Mediathek: »Der Palast«

»Der Palast« (Miniserie, 2021). © ZDF/Julia Terjung

© ZDF/Julia Terjung

Phantome der Seifenoper

Die Geschichte des Berliner Revuetheaters Friedrichstadt-Palast reicht zurück bis ins 19. Jahrhundert. Das ursprüngliche Haus erlebte Monarchie, Republik, Nationalsozialismus, SED-Herrschaft. Seit 1984 gibt es den unter Denkmalschutz gestellten Neubau. Das ZDF hat das imposante Theater zum Schauplatz eines Dreiteilers gemacht, der angesichts einer thematisch so ergiebigen Vergangenheit enttäuschen muss.

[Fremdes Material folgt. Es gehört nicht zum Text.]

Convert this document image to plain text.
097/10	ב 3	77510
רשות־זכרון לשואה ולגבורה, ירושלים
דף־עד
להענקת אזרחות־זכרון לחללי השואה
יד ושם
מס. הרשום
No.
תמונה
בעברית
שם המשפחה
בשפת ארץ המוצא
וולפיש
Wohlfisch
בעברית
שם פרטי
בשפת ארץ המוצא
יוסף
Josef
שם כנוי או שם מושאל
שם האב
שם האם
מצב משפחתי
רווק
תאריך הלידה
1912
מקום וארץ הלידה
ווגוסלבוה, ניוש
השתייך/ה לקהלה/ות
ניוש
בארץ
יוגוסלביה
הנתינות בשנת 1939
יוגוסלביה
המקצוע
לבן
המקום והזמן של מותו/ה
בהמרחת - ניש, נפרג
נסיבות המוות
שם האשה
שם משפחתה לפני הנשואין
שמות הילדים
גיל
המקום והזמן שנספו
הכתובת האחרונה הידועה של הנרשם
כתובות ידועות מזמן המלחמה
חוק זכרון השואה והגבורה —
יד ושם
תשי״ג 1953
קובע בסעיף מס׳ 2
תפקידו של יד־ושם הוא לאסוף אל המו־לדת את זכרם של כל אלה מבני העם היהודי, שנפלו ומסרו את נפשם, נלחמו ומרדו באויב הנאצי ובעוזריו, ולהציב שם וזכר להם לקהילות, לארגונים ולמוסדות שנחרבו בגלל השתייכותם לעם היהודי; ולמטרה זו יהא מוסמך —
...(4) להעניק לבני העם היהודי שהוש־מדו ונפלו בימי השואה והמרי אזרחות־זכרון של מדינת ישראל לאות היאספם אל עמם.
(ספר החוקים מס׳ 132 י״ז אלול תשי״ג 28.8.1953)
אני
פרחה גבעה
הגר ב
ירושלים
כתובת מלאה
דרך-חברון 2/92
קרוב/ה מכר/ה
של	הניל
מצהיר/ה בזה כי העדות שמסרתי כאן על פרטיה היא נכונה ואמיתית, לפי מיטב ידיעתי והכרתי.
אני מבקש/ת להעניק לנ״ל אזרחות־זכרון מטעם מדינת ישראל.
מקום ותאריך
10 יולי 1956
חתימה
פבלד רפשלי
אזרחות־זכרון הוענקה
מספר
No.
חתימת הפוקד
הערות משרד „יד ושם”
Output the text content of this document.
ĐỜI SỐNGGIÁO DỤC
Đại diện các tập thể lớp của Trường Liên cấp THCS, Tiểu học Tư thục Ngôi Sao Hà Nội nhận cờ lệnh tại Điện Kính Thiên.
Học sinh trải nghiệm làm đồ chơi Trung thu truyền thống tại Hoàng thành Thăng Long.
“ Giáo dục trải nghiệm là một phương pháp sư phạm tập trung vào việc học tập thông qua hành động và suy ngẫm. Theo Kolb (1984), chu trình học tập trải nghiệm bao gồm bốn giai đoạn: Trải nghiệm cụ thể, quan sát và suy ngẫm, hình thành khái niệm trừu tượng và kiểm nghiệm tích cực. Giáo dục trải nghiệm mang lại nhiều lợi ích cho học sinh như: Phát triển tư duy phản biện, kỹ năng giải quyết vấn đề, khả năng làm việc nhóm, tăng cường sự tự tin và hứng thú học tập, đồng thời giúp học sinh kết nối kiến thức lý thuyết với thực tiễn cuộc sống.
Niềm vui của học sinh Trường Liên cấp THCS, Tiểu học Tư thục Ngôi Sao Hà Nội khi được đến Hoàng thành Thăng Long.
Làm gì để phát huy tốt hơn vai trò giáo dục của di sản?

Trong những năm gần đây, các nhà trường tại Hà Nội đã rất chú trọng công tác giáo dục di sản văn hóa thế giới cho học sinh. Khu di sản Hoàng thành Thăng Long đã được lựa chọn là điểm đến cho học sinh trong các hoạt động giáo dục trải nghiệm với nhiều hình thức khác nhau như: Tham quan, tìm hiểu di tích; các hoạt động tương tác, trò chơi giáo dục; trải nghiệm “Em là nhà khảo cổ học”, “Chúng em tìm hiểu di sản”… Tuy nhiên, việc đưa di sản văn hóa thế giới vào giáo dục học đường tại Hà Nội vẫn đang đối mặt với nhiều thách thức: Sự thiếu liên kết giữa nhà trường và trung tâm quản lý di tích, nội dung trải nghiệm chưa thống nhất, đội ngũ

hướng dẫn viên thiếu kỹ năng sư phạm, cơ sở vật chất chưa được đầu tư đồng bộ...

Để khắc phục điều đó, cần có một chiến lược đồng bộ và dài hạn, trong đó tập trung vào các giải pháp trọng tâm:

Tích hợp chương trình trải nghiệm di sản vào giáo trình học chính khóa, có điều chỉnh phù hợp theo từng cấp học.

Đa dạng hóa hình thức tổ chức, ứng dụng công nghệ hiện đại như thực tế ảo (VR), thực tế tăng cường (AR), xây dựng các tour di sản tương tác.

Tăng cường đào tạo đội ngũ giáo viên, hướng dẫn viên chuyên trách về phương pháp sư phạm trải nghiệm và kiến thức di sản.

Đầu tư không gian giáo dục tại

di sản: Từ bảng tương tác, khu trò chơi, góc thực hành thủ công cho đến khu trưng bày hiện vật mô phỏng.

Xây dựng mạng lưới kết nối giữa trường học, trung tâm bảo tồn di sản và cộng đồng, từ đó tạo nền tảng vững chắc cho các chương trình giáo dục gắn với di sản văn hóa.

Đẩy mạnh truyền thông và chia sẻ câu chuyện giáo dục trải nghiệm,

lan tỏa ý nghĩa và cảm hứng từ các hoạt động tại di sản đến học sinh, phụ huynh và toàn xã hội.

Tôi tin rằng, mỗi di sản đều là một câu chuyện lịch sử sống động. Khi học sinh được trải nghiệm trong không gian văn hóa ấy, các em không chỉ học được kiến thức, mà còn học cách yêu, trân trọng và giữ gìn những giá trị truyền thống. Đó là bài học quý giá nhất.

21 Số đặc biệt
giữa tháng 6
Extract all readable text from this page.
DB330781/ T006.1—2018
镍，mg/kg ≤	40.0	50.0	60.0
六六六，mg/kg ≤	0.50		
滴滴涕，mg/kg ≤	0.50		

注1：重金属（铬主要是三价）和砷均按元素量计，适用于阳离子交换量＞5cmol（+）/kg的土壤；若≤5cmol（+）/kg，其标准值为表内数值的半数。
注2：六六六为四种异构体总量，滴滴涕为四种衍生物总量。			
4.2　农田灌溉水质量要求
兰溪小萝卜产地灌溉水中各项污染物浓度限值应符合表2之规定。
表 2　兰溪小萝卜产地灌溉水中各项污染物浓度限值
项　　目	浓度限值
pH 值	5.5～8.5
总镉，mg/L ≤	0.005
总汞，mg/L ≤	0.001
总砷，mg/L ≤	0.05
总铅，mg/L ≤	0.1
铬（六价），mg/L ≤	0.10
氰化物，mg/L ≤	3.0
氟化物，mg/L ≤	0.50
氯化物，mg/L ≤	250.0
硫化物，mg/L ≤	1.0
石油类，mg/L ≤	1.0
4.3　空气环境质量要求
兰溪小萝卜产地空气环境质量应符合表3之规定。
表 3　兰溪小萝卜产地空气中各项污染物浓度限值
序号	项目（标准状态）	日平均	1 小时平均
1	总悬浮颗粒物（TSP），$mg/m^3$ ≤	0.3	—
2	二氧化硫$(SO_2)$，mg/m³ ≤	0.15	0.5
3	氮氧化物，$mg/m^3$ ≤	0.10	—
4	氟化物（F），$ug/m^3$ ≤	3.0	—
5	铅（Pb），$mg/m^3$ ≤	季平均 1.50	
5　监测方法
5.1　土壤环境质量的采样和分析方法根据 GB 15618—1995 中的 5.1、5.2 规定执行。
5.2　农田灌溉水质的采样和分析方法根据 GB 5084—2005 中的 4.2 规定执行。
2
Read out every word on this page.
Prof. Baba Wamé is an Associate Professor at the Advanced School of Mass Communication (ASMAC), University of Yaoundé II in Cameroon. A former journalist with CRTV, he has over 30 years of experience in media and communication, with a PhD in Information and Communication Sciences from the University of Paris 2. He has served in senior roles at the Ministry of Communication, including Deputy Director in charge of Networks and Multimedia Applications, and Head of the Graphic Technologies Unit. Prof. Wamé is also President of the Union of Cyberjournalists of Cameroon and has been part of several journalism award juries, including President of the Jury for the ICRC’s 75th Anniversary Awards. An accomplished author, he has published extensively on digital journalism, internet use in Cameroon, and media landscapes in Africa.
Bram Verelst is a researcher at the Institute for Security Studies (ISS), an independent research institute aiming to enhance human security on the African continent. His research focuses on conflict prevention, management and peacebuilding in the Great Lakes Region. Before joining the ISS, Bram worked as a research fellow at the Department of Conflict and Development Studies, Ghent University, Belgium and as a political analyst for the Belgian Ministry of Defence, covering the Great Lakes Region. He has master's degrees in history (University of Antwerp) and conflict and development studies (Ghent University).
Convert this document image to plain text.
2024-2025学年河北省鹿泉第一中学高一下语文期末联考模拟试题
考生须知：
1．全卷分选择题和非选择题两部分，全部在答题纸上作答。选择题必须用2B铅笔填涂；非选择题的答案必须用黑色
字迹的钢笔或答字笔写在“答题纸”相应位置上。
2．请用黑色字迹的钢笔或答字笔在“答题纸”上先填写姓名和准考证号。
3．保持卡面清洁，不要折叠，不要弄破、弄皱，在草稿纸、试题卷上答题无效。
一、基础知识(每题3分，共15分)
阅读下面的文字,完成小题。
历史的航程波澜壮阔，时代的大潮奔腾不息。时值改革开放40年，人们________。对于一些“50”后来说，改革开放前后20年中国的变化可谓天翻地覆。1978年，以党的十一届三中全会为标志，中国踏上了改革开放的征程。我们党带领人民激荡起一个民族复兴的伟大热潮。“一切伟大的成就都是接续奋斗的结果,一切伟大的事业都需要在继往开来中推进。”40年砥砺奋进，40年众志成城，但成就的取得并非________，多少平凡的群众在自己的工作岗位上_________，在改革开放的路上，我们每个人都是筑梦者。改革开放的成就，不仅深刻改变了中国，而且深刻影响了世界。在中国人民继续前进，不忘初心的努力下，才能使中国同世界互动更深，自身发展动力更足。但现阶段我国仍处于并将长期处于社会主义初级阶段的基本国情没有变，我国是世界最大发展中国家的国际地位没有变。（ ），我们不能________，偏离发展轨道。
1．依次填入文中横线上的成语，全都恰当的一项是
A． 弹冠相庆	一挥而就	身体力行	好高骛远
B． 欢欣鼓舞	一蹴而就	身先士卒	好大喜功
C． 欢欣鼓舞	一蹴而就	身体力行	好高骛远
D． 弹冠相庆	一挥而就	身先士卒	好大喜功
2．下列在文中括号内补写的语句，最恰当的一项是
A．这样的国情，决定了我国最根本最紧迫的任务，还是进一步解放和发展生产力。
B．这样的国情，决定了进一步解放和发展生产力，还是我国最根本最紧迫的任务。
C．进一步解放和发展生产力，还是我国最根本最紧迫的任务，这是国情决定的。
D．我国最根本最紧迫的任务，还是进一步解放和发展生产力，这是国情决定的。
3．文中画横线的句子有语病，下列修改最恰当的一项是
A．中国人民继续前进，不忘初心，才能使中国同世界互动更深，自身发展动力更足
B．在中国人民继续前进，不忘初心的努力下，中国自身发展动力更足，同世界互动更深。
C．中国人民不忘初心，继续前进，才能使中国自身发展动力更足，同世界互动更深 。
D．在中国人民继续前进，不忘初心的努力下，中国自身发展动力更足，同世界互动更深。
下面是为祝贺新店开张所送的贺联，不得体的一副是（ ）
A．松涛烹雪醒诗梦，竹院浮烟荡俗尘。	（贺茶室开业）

1961 lebt Roland Wenninger, der aus der Bamberger Provinz nach Berlin geflohen war, mit Rosa Steffen in Ostberlin. Die beiden haben zwei Töchter, Christine und Marlene, Zwillinge. Der Mauerbau ist absehbar. Roland will weg, Rosa bleiben. Nächtens macht er sich mit einem der Mädchen davon.

Marlene wächst im Westen auf, Christine, genannt Chris, im Osten. Beide wissen nichts voneinander, bis die Unternehmertochter Marlene in Ostberlin mit DDR-Fabrikanten verhandelt und abends in den Friedrichstadt-Palast eingeladen wird. In einer der Tänzerinnen entdeckt sie ihr Ebenbild. Marlene sucht deren Bekanntschaft. Sie stellen später ihre Eltern zur Rede, erfahren die Vorgeschichte. Marlene reist häufiger nach Berlin. Sie leiht Chris ihren Reisepass, die auf diese Weise in den Westen kann. Beide verlieben sich jeweils auf der anderen Seite der Grenze.

Die Idee, Zwillinge in Ost und West anzusiedeln, ist nicht neu. Götz George spielte ab 1989 die deutsch-deutschen Zwillinge »Schulz & Schulz«. 2004 wurde Tobias Schenke in »Neuruppin Forever« zum verkappten Grenzgänger. »Der Palast« führt nun in das Ostberliner Show- und ins westdeutsche Unternehmermilieu des Jahres 1988. Eine tolle Kulisse, bis ins Kleinste sorgfältig ausgestattet, mit guten darstellerischen Leistungen.

All das hilft aber nicht, die vielen Unglaubwürdigkeiten zu überspielen. Marlene arbeitet als leitende Informatikerin im väterlichen Unternehmen, gibt sich zurückhaltend, aber selbstsicher. Das Drehbuch schreibt ihr – wenig überzeugend – eine linke, kapitalismuskritische Haltung zu. Chris im Osten ist Tänzerin, lebenslustig, fröhlich, alleinerziehende Mutter einer kleinen Tochter.

Für Chris gibt es im Westen kaum Probleme. Wenn Marlene aber als Chris im Osten agiert, kommt es zu Unstimmigkeiten. Chris, in diesem Fall Marlene, soll vor einem neuen Choreographen vortanzen. Zu schwach gerät der Drehbuchkniff, mit dem Marlene sich aus der Situation herauswindet. Anders als die echte Chris spricht sie in perfektem Englisch mit dem britischen Choreographen. Das Umfeld wundert sich, mehr nicht.

Der Dreiteiler hat seine Momente, wenn Chris' ostdeutsche Familie über Ideale und Wirklichkeit reflektiert. Die Mutter und der Großvater hatten Hoffnungen in ihren Staat gesetzt, waren ihm bis zu einem gewissen Maße treu. Keine Mitläufer, sondern Menschen, die eine gerechte, lebenswerte Gesellschaft aufbauen wollten. Da blitzt auf, was eine solche Produktion hätte leisten können. Herausgekommen ist nur eine Seifenoper de luxe. Eine verpasste Chance.